The main focus in Tony’s life is Saturday night at the Disco Odyssey 2001 nightclub where he can showcase his talents. Along the way to the dance competition that has a $500 winners’ prize, there are plot twists and turns that involve relationships, emotional traumas and gang violence.
As Tony, Euan Doidge does all of the moves and was perfectly cast, as was Melanie Hawkins as dance partner and love interest, Stephanie, who does everything that Tony does, and in high heels. Hawkins’ posture and attitude has a bit of Ann-Margret about it.
Apart from the exceptions where a couple of the performers do both, the singers sing and the dancers dance. As Annette, Tony’s wannabe romantic interest, Angelique Cassimatis demonstrates her triple threat talents. The female lead singers, Paulini Curuenavuli and Natalie Conway, have superb voices and they brilliantly capture the era. Their soaring vocals are highlights. The male lead singers are Bobby Fox who excelled as Frankie Valli in Jersey Boys and Nana Matapule who at least looks the part. The cast of dancers, under choreographer Malik Le Nost, gives us some breathtaking moments.

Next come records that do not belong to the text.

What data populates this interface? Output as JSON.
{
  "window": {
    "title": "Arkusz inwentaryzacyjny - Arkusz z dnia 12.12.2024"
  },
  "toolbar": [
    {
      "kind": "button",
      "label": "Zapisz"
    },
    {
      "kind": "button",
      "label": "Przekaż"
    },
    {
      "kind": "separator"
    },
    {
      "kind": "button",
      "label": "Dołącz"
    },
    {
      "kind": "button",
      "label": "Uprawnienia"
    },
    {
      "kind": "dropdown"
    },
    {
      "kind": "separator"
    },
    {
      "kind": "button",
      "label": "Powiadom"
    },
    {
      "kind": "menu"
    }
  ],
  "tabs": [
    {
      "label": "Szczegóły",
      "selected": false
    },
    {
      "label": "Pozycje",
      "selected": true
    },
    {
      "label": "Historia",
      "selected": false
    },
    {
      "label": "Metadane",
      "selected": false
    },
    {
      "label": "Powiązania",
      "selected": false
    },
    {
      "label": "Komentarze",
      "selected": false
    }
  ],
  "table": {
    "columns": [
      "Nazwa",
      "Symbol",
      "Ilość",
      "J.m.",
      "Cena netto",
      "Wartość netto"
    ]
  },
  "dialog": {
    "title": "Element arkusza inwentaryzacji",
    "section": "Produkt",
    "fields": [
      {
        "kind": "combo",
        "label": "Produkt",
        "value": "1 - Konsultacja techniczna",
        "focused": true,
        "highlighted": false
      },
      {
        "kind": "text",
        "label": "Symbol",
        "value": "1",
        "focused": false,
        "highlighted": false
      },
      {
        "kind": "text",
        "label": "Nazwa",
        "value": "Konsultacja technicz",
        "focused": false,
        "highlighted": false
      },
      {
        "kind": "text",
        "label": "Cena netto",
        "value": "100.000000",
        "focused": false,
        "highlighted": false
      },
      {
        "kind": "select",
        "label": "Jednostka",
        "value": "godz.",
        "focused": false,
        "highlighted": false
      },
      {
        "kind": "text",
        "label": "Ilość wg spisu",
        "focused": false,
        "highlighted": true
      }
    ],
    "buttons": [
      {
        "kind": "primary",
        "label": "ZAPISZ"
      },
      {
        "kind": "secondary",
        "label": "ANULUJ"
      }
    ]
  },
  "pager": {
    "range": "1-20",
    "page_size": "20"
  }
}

The back projections that set the location scenes work well and save production costs as do the pre-recorded scenes in which Denise Drysdale and Mark Mitchell make appearances as Tony’s parents. Drysdale and Mitchell were interesting casting choices.
For me, the show peaks early. To signal the end of the interval and the beginning of the second act, the house lights drop, a musical “BOOM!” shakes the entire Lyric Theatre, Marcia Hines makes her glittering entrance and belts out “You” from her 1977 Ladies and Gentlemen album. Hines still well and truly has the pipes and is assisted by her mic level being around 50% louder than the other singers. That spot is easily the highlight of the show. She is billed as the Diva Estella, a character that wasn’t in the film version, and it’s obvious that Hines is playing herself, and why shouldn’t she?
In the final analysis, this production of Saturday Night Fever provides a fast-moving, mostly enjoyable theatrical experience that has your disco favourites, You Should Be Dancing, A 5th of Beethoven, Night Fever, Jive Talkin’, If I Can’t Have You, Disco Inferno, Tragedy, Boogie Shoes, How Deep is Your Love and many others. Also, the entrance of the 1965 Ford Galaxie is the SNF equivalent to the helicopter in Miss Saigon.
Saturday Night Fever is definitely worth catching, even if you get there at interval to catch Marcia Hines’ opening to the second act.